Dubstep has altered the DNA of underground dance music in the U.K. capital, and its sound is now rumbling around the world. Some fans, like the scene’s greatest champion in the outside world, BBC Radio 1 broadcaster Mary Anne Hobbs, discovered its brilliance like an epiphany: She first went to DMZ in 2005 after being knocked sideways by the first dubstep record she heard, War Dub by DJ Pinc & P Dutty. To others, like Lockhart, who is manager of the record label Tempa and head of the radio station Rinse FM, and whose former business partner Neil Jolliffe actually first named the music dubstep in a press release back in 2002, the genre is just the latest manifestation of a London-based dance scene whose illustrious lineage stretches all the way back to funk and reggae.

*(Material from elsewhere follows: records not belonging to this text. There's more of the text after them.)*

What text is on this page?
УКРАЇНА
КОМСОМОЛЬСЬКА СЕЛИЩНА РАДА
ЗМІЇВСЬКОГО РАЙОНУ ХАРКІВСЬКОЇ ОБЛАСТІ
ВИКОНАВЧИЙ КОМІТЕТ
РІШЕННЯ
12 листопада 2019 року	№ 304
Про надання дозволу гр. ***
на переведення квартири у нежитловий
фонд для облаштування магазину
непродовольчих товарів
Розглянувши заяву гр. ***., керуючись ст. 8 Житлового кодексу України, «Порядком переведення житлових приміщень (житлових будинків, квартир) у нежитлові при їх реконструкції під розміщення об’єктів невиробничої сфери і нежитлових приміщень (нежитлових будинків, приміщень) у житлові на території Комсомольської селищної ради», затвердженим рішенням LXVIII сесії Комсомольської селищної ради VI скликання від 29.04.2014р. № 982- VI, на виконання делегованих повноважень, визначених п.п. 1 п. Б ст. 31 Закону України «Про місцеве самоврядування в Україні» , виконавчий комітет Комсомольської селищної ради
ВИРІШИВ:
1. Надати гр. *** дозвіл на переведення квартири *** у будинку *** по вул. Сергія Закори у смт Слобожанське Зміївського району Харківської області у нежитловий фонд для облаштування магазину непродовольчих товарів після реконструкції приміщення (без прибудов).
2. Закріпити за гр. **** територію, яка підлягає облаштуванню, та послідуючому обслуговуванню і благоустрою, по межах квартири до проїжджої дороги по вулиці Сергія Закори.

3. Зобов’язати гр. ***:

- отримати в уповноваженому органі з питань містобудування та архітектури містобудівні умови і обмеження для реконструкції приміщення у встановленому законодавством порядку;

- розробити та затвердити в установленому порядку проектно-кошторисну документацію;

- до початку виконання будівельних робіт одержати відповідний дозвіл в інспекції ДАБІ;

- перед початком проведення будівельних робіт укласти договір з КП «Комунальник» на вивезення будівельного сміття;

It’s generally accepted, however, that dubstep grew out of U.K. garage—the skippy pop soul that went aboveground and then died from overexposure in 2000. Like hip-hop, dubstep’s sound is defined by a small coterie of innovative, multimasking musicians who make records, release them on their own labels, and play them while out deejaying in clubs. The main players include artists like Mala and Coki (known together as Digital Mystikz), Benga and Skream, Loefah and DJ Hatcha, all of whom used to hang out in the Big Apple record shop in the South London borough of Croydon in the early 2000s. Their signature sounds are immediately recognizable to those in the know: Benga’s warped soul, Caspa’s wobbling bass lines, and the trippy techno influences in Skream’s jams. A lot of dubstep has a melancholy quality that has made it appealing to filmmakers (it saturated the soundtrack to the 2006 film Children of Men). “It’s dark but not aggressive,” says Mala of his own style, which he calls chamber music. “It expresses the struggle of growing up in London with no money.” 

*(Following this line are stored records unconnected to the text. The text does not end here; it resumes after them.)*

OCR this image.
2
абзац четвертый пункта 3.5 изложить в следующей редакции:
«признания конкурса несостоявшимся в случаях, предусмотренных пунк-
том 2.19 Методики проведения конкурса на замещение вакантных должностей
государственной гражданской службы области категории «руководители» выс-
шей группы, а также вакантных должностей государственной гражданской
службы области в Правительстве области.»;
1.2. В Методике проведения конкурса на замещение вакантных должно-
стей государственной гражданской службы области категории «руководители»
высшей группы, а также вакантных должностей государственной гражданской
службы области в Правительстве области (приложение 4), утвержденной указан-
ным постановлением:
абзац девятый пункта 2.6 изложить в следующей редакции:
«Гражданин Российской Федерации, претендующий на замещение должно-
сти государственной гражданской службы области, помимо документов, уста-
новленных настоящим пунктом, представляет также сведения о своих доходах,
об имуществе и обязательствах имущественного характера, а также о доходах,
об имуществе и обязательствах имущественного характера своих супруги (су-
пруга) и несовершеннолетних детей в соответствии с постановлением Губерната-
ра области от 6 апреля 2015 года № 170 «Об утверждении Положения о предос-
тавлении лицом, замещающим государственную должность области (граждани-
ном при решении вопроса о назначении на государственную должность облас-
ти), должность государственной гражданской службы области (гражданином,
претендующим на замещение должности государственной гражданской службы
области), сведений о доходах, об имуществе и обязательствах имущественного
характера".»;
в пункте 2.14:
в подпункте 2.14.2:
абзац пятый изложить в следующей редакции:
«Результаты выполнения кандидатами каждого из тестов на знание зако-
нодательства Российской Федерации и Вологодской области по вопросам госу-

The radical nature of the sound, together with the fact that it’s mainly instrumental, means that dubstep will never be mainstream. But one artist has broken through: Burial, whose album came within a whisker of winning the high-profile Mercury Prize for best British album last year. But even if Burial is the most famous constituent, the dubstep scene is populated with fascinating characters, like sparky 22-year-old Benga Adejumo, who we discover in bed at 8:30 p.m., watching TV in his vast, chilly suburban house; Goodman, an academic by day who’s just finished a book on sonic warfare; and 26-year-old Gary McCann, known as Caspa, who puts in 22-hour days as a musician, DJ, and entrepreneur, with three record labels to his name. Yet dubstep has an exclusivity as well. Most of the artists are disdainful of soulless MP3 culture and prefer to play dubplates—one-off acetate vinyl records pressed exclusively for them, which last for around 150 spins. “I even feel that tapes are more precious, because of the very fact that in order to make a tape you have to sit there for the 90 minutes,” says Mala, who cofounded DMZ. “I run record labels, not CD or MP3 labels.”

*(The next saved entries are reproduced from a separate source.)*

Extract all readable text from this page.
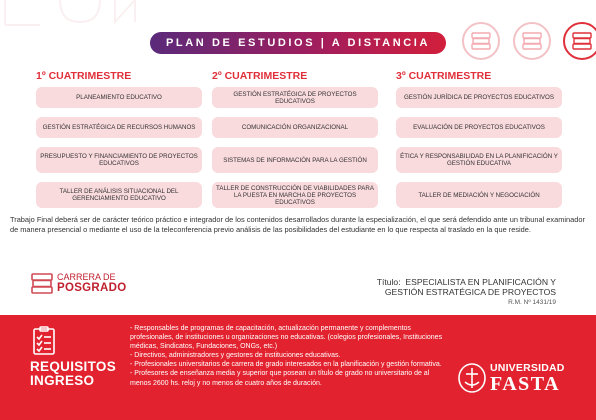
PLAN DE ESTUDIOS | A DISTANCIA
1º CUATRIMESTRE
PLANEAMIENTO EDUCATIVO
GESTIÓN ESTRATÉGICA DE RECURSOS HUMANOS
PRESUPUESTO Y FINANCIAMIENTO DE PROYECTOS EDUCATIVOS
TALLER DE ANÁLISIS SITUACIONAL DEL GERENCIAMIENTO EDUCATIVO
2º CUATRIMESTRE
GESTIÓN ESTRATÉGICA DE PROYECTOS EDUCATIVOS
COMUNICACIÓN ORGANIZACIONAL
SISTEMAS DE INFORMACIÓN PARA LA GESTIÓN
TALLER DE CONSTRUCCIÓN DE VIABILIDADES PARA LA PUESTA EN MARCHA DE PROYECTOS EDUCATIVOS
3º CUATRIMESTRE
GESTIÓN JURÍDICA DE PROYECTOS EDUCATIVOS
EVALUACIÓN DE PROYECTOS EDUCATIVOS
ÉTICA Y RESPONSABILIDAD EN LA PLANIFICACIÓN Y GESTIÓN EDUCATIVA
TALLER DE MEDIACIÓN Y NEGOCIACIÓN

Trabajo Final deberá ser de carácter teórico práctico e integrador de los contenidos desarrollados durante la especialización, el que será defendido ante un tribunal examinador de manera presencial o mediante el uso de la teleconferencia previo análisis de las posibilidades del estudiante en lo que respecta al traslado en la que reside.

CARRERA DE
POSGRADO	Título: ESPECIALISTA EN PLANIFICACIÓN Y
GESTIÓN ESTRATÉGICA DE PROYECTOS
R.M. Nº 1431/19
REQUISITOS
INGRESO

- Responsables de programas de capacitación, actualización permanente y complementos profesionales, de instituciones u organizaciones no educativas. (colegios profesionales, Instituciones médicas, Sindicatos, Fundaciones, ONGs, etc.)

- Directivos, administradores y gestores de instituciones educativas.

- Profesionales universitarios de carrera de grado interesados en la planificación y gestión formativa.

- Profesores de enseñanza media y superior que posean un título de grado no universitario de al menos 2600 hs. reloj y no menos de cuatro años de duración.

UNIVERSIDAD
FASTA
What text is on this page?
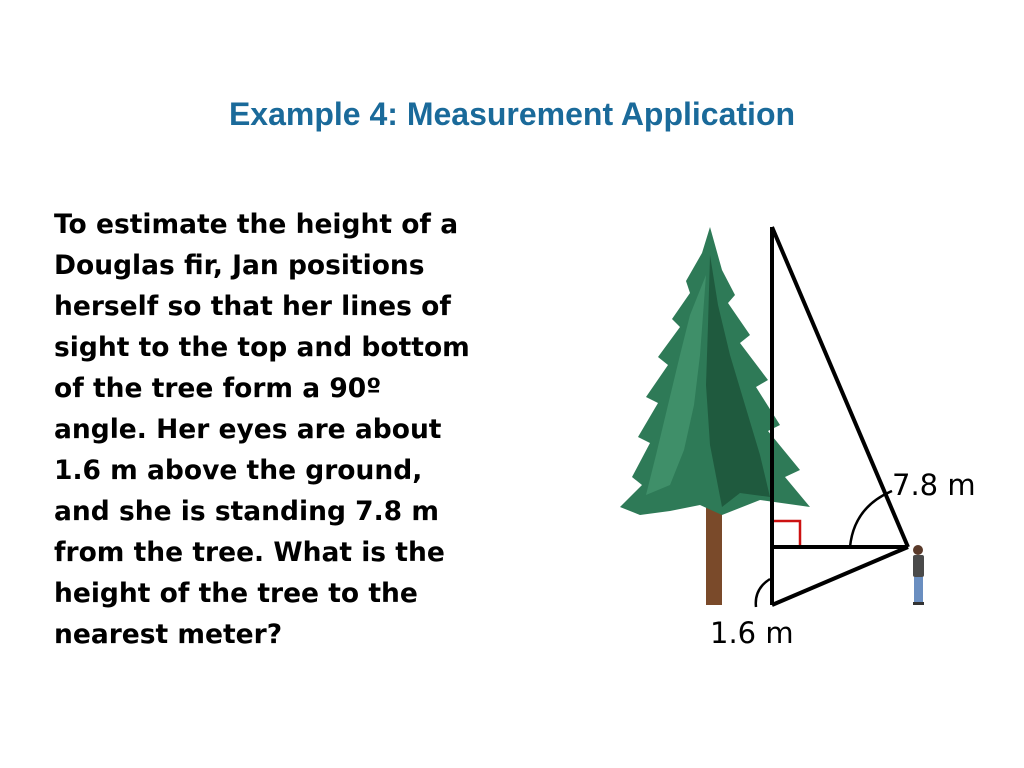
Example 4: Measurement Application

To estimate the height of a
Douglas fir, Jan positions
herself so that her lines of
sight to the top and bottom
of the tree form a 90º
angle. Her eyes are about
1.6 m above the ground,
and she is standing 7.8 m
from the tree. What is the
height of the tree to the
nearest meter?

7.8 m
1.6 m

Dubstep is bound to reverberate through 2009—many of the DJs are booked up around the world for most of this year—yet there’s anxiety about the way it’s progressing. While Hobbs describes the evolution of dubstep as “like the flowers of some exotic bloom in the Amazon rain forest which open a different petal every day,” to Goodman, the music has polarized into two none-too-interesting schools: “Jump-up stuff, with bass lines that sound like a duck farting, and stuff that would like to be techno.” Criticizing some fans who act like “genre police” on message boards like dubstepforum.com, he adds, “I’m no longer interested in being tribalistic about a certain sound.” 

Yet the creativity inherent in dubstep’s top producers is driving the scene relentlessly forward. “I hope we release albums that will make people go, ‘Whoa, let’s just go all creative and mad,’ ” says Benga, whose second album is due out in March. Goodman’s music, meanwhile, is becoming influenced by a new, lighter genre called funky—a sound a good deal more imaginative than its name. “If you want any serious recognition as a producer, you have to come with a completely unique sound,” says Hobbs. Yet the scene is up to the challenge. “The people who are part of dubstep can’t help but create,” says Lockhart. “They’ll keep coming up with other things.” And that’s the bottom line.